Coordinates: 38°34′30″N 90°13′52″W / 38.5748728°N 90.2310482°W / 38.5748728; -90.2310482 Sugarloaf Mound is the sole remaining Mississippian culture platform mound in St. Louis, Missouri, a city commonly referred to in its earlier years as "Mound City" for its approximately forty Native American earthen structures.[2]

One of the city’s best-known earthen structures,"Big Mound" was razed in the mid-1800s following a sale of the land to the North Missouri Railroad.[3] In preparation for the 1904 World's Fair, an additional sixteen mounds were destroyed.[2] Today, about 80 mounds are preserved in the nearby Cahokia Mounds State Historic Site directly across the Mississippi River.

Sugarloaf Mound house.

Sugarloaf Mound measures approximately 40 feet (12 m) in height, 100 feet (30 m) north/south and 75 feet (23 m) east/west. It is currently located entirely within the incorporated City of St. Louis, but previously was on the border between St. Louis and the formerly autonomous city of Carondelet. In 1809 the mound was used as a survey landmark when St. Louis was incorporated.[4]

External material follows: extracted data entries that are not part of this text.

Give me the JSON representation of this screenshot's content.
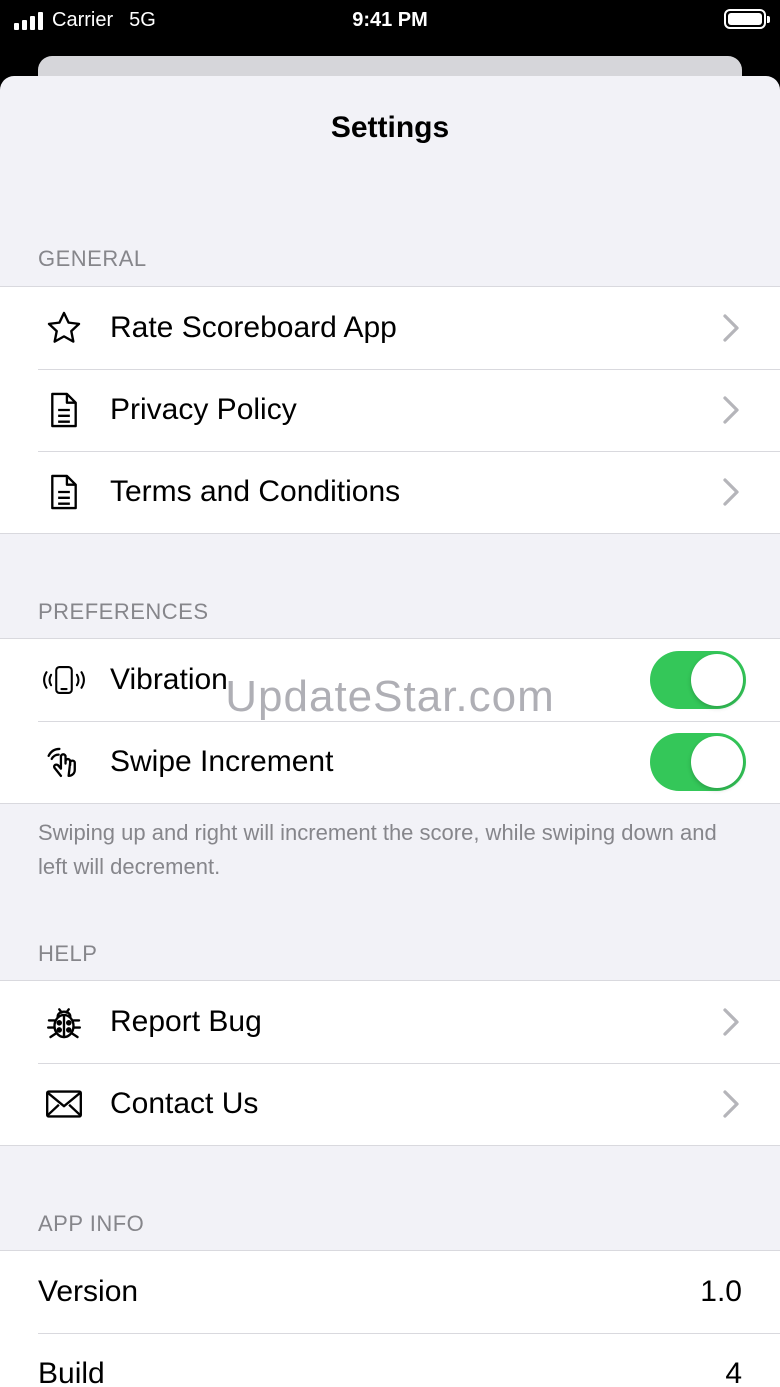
{
  "status_bar": {
    "carrier": "Carrier",
    "network": "5G",
    "time": "9:41 PM"
  },
  "title": "Settings",
  "sections": {
    "general": {
      "header": "GENERAL",
      "items": [
        {
          "label": "Rate Scoreboard App",
          "icon": "star-icon"
        },
        {
          "label": "Privacy Policy",
          "icon": "document-icon"
        },
        {
          "label": "Terms and Conditions",
          "icon": "document-icon"
        }
      ]
    },
    "preferences": {
      "header": "PREFERENCES",
      "items": [
        {
          "label": "Vibration",
          "icon": "vibration-icon",
          "on": true
        },
        {
          "label": "Swipe Increment",
          "icon": "swipe-hand-icon",
          "on": true
        }
      ],
      "footer": "Swiping up and right will increment the score, while swiping down and left will decrement."
    },
    "help": {
      "header": "HELP",
      "items": [
        {
          "label": "Report Bug",
          "icon": "ladybug-icon"
        },
        {
          "label": "Contact Us",
          "icon": "envelope-icon"
        }
      ]
    },
    "app_info": {
      "header": "APP INFO",
      "items": [
        {
          "label": "Version",
          "value": "1.0"
        },
        {
          "label": "Build",
          "value": "4"
        }
      ]
    }
  },
  "watermark": "UpdateStar.com",
  "colors": {
    "toggle_on": "#34c759",
    "background": "#f2f2f7",
    "section_text": "#86868b"
  }
}
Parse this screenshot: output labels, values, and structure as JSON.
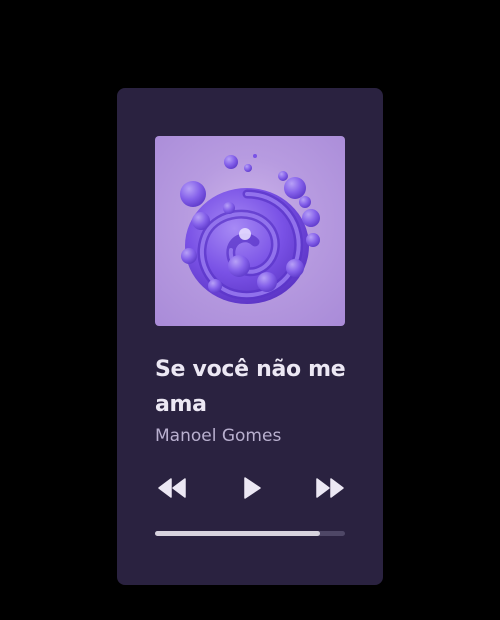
{
  "player": {
    "title": "Se você não me ama",
    "artist": "Manoel Gomes",
    "progress": 0.87,
    "colors": {
      "background": "#000000",
      "card": "#2a2240",
      "title": "#ece8f4",
      "artist": "#b9b0cf",
      "progress_fill": "#d7d3de",
      "progress_track": "#4e4766",
      "cover_bg": "#b79be0",
      "cover_art": "#7b4fe0"
    },
    "controls": {
      "previous_icon": "rewind-icon",
      "play_icon": "play-icon",
      "next_icon": "fast-forward-icon"
    },
    "cover_icon": "album-art-purple-swirl"
  }
}
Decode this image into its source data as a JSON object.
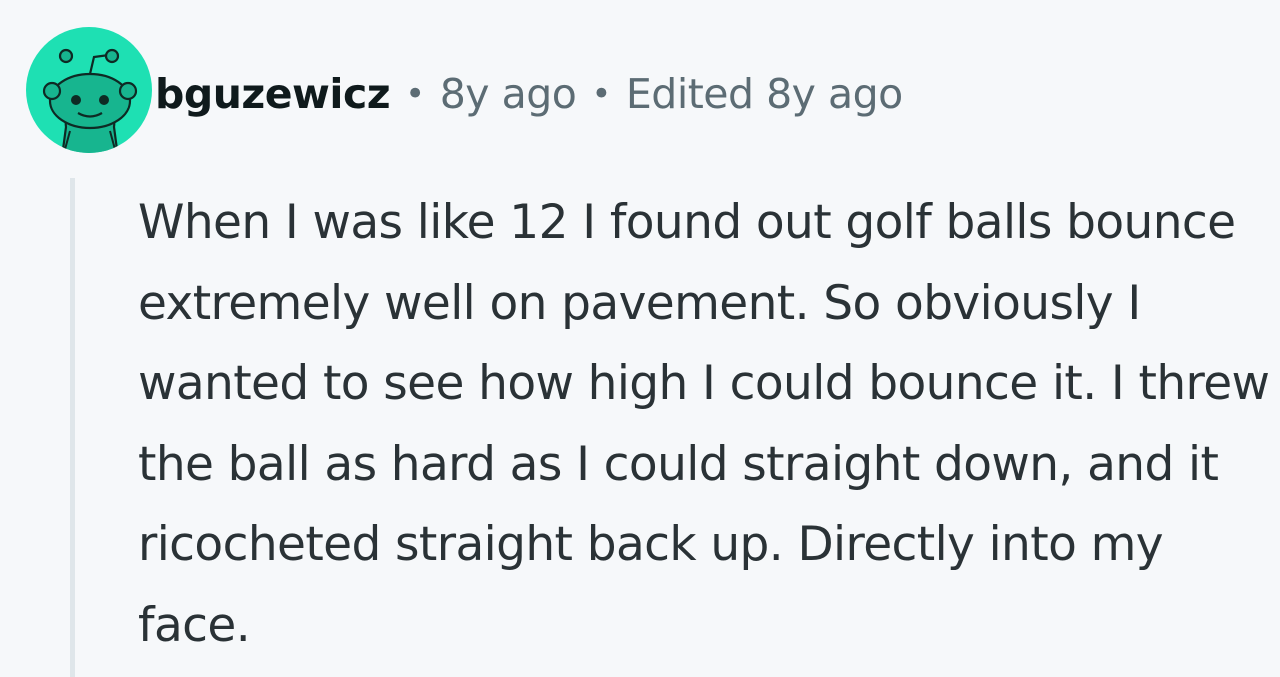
{
  "comment": {
    "author": "bguzewicz",
    "separator": "•",
    "posted": "8y ago",
    "edited": "Edited 8y ago",
    "avatar_icon": "snoo-avatar-icon",
    "avatar_color": "#1ee0b3",
    "body": "When I was like 12 I found out golf balls bounce extremely well on pavement. So obviously I wanted to see how high I could bounce it. I threw the ball as hard as I could straight down, and it ricocheted straight back up. Directly into my face."
  }
}
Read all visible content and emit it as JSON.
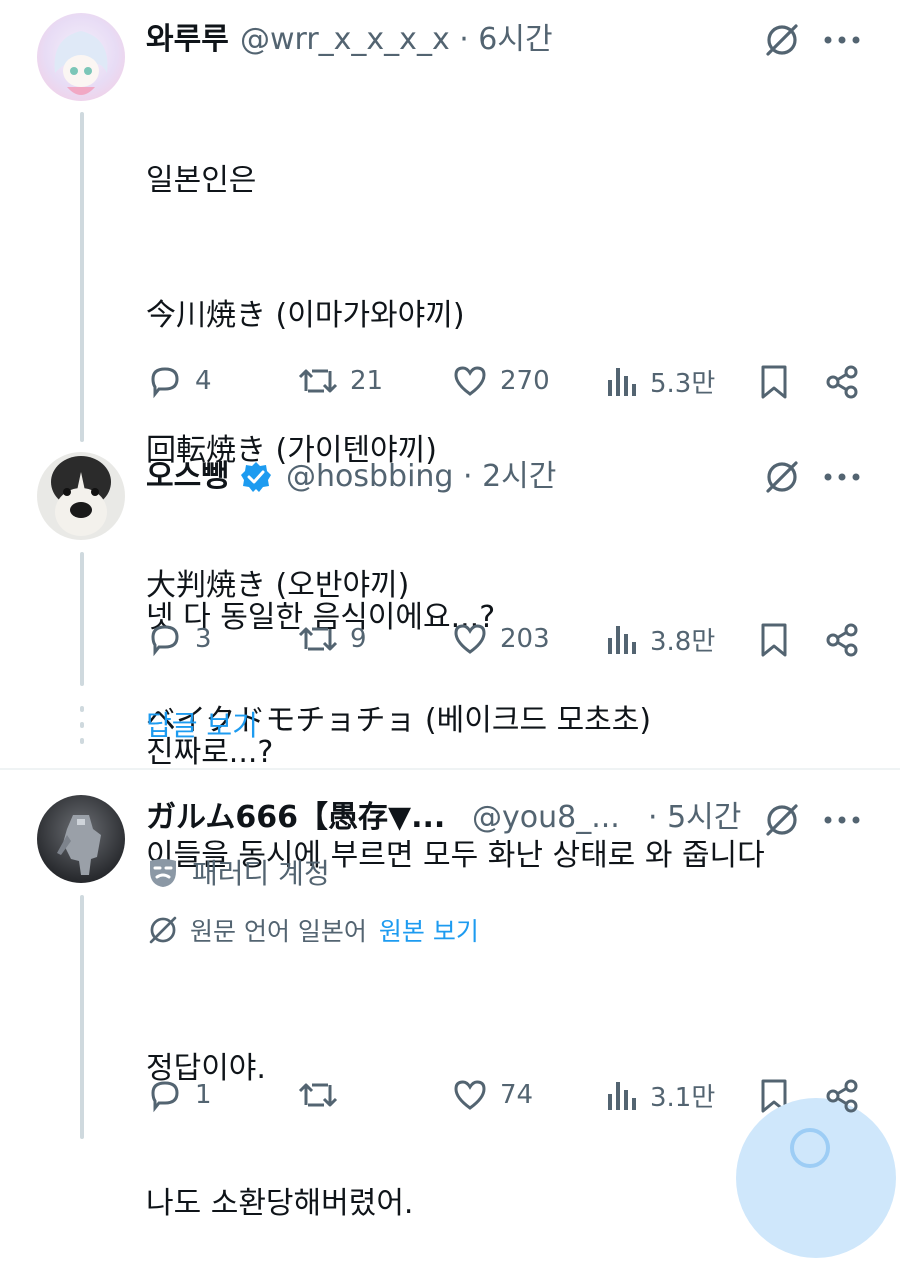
{
  "tweets": [
    {
      "name": "와루루",
      "handle": "@wrr_x_x_x_x · 6시간",
      "lines": [
        "일본인은",
        "今川焼き (이마가와야끼)",
        "回転焼き (가이텐야끼)",
        "大判焼き (오반야끼)",
        "ベイクドモチョチョ (베이크드 모초초)",
        "이들을 동시에 부르면 모두 화난 상태로 와 줍니다"
      ],
      "replies": "4",
      "retweets": "21",
      "likes": "270",
      "views": "5.3만"
    },
    {
      "name": "오스뺑",
      "handle": "@hosbbing · 2시간",
      "verified": true,
      "lines": [
        "넷 다 동일한 음식이에요...?",
        "진짜로...?"
      ],
      "replies": "3",
      "retweets": "9",
      "likes": "203",
      "views": "3.8만"
    },
    {
      "name": "ガルム666【愚存▼...",
      "handle": "@you8_...",
      "time": "· 5시간",
      "parody_label": "패러디 계정",
      "translated_from": "원문 언어 일본어",
      "show_original": "원본 보기",
      "lines": [
        "정답이야.",
        "나도 소환당해버렸어."
      ],
      "replies": "1",
      "retweets": "",
      "likes": "74",
      "views": "3.1만"
    }
  ],
  "show_replies": "답글 보기",
  "colors": {
    "accent": "#1d9bf0",
    "muted": "#536471",
    "line": "#cfd9de"
  }
}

A residence was constructed abutting Sugarloaf Mound in the 20th Century, and portions of the mound were also impacted by a quarry and the construction of Interstate 55. Although suppressed in some online municipal records, the Sugarloaf Mound house was standing and still bore a mailing address of 4420 Ohio Street as of March 2013.[5]

It was purchased by the Osage Nation in 2009 with the stated intention of preservation.[6] The Osage Nation does not claim a direct link to the construction of the mound, but claims a kindred heritage of mound building in the American Midwest. "Preservation" does not include the existing residence, but, by 2013, seems to point to an intention to restore Sugarloaf Mound to a condition similar to its configuration before the advent of Non-Native American architectural embellishments and razings.[2]